Exactly two years ago we ran a cover story on India's skills crisis. This was just after Subramanian Ramadorai was named Adviser to the Prime Minister in the National Council on Skill Development. How quickly have we moved down the skilling highway? Glacially slow, and frighteningly so. For a nation where tens of millions of young people reach working age every year, we seem unperturbed. More and more committees are formed, policy papers published, and the ice crawls a little further. Most Indians associate security with white-collar jobs when vocational training and artisan skills could provide them with better incomes. The government's Economic Survey for 2012/13 paints three hypothetical scenarios: in 'business as usual' there are too few quality jobs, organised manufacturing does little to train workers, and "there is a continuing mismatch between employer needs and worker capabilities". If there are reforms, the Survey says, "The manufacturing sector becomes a training ground for workers, absorbing more students with a middle or high school education." If there is decline, however, the Survey predicts growing social inequality, shrinking landholdings, "large-scale migration to overburdened cities" and so on. Hopefully, we will take the reforms path at the crossroads. Senior Editor Shamni Pande looks through the periscope in our cover story and spots more than one torpedo headed our way. Five years ago, inspired by Professor C.K. Prahalad's India@75vision, the Indian government adopted a National Policy on Skill Development, vowing to "create a workforce empowered with improved skills, knowledge and internationally recognized qualifications to gain access to decent employment" by 2022 - 75 years after Independence. About time.
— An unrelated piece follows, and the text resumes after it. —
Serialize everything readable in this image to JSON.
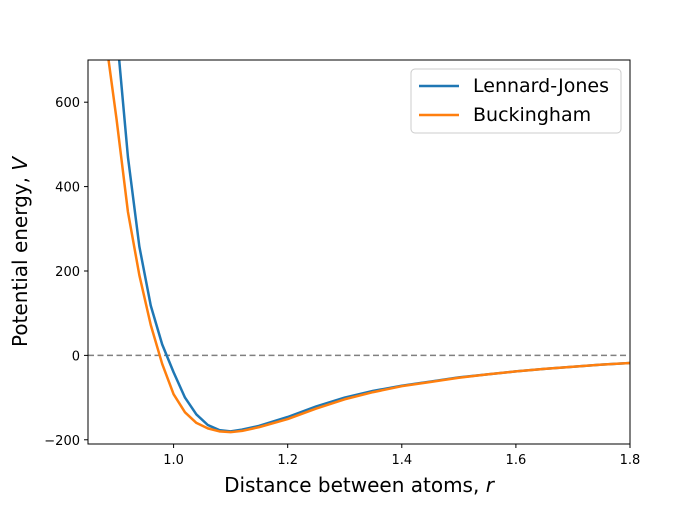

We nearly headlined our deep look at our finance minister "Being PC" but didn't, although P. Chidambaram did try to do the right thing by women, children, old people and the poor in his omnibus Budget. He also presented an altogether new face in a Google+ Hangout four days after serving up a clever kedgeree; he imposed some pain here and there - including on the laughable figure of 42,800 taxpayers whose annual income is above a crore rupees - while raising spending just enough, with one eye cocked at the rating agencies that have threatened a fiscally unbalanced India with a downgrade. Senior Editor Sanjiv Shankaran, who covered candidate PC in his Sivaganga constituency in Tamil Nadu in 2009, assembled the story. You will find the other parts of our Budget analysis equally engrossing - from Santosh Kushwaha's graphic rendition of the Budget's goals, benchmarks and outcomes, Shweta Punj's look at the proposed women's bank, and columnist Hari Ramachandran's analysis of the effects on the commodities markets.
Budgets do exert a disproportionate influence on our national psyche, although they are turning into broad policy blueprints with a lot of executive action happening outside of the Finance Bill's confines. But examples of pellucid prose they are not. Take this gem from Chidambaram: "Madam Speaker, the last day of February is another day in the life of a nation. We pause today, to reflect on the past and the future, and we shall resume our work tomorrow." A little less lyrical than Donald Rumsfeld's "There are known knowns. There are things we know we know. We also know there are known unknowns. That is to say we know there are some things we do not know." But our economic czars believe perversely in some sort of poetic justice when they mete out their medicine. Chidambaram quoted his favourite Tamil poet Tiruvalluvar in his speech and a couple of days before him Railway Minister Pawan Bansal quoted some rather puerile verse from American poet Christine Weatherly. If all this train-spotting is wearing you down, you may want to go to a story where Dearton Thomas Hector tells you some rather interesting things about the Indian Railway Catering and Tourism Corporation - including the fact that it hardly caters to trains now.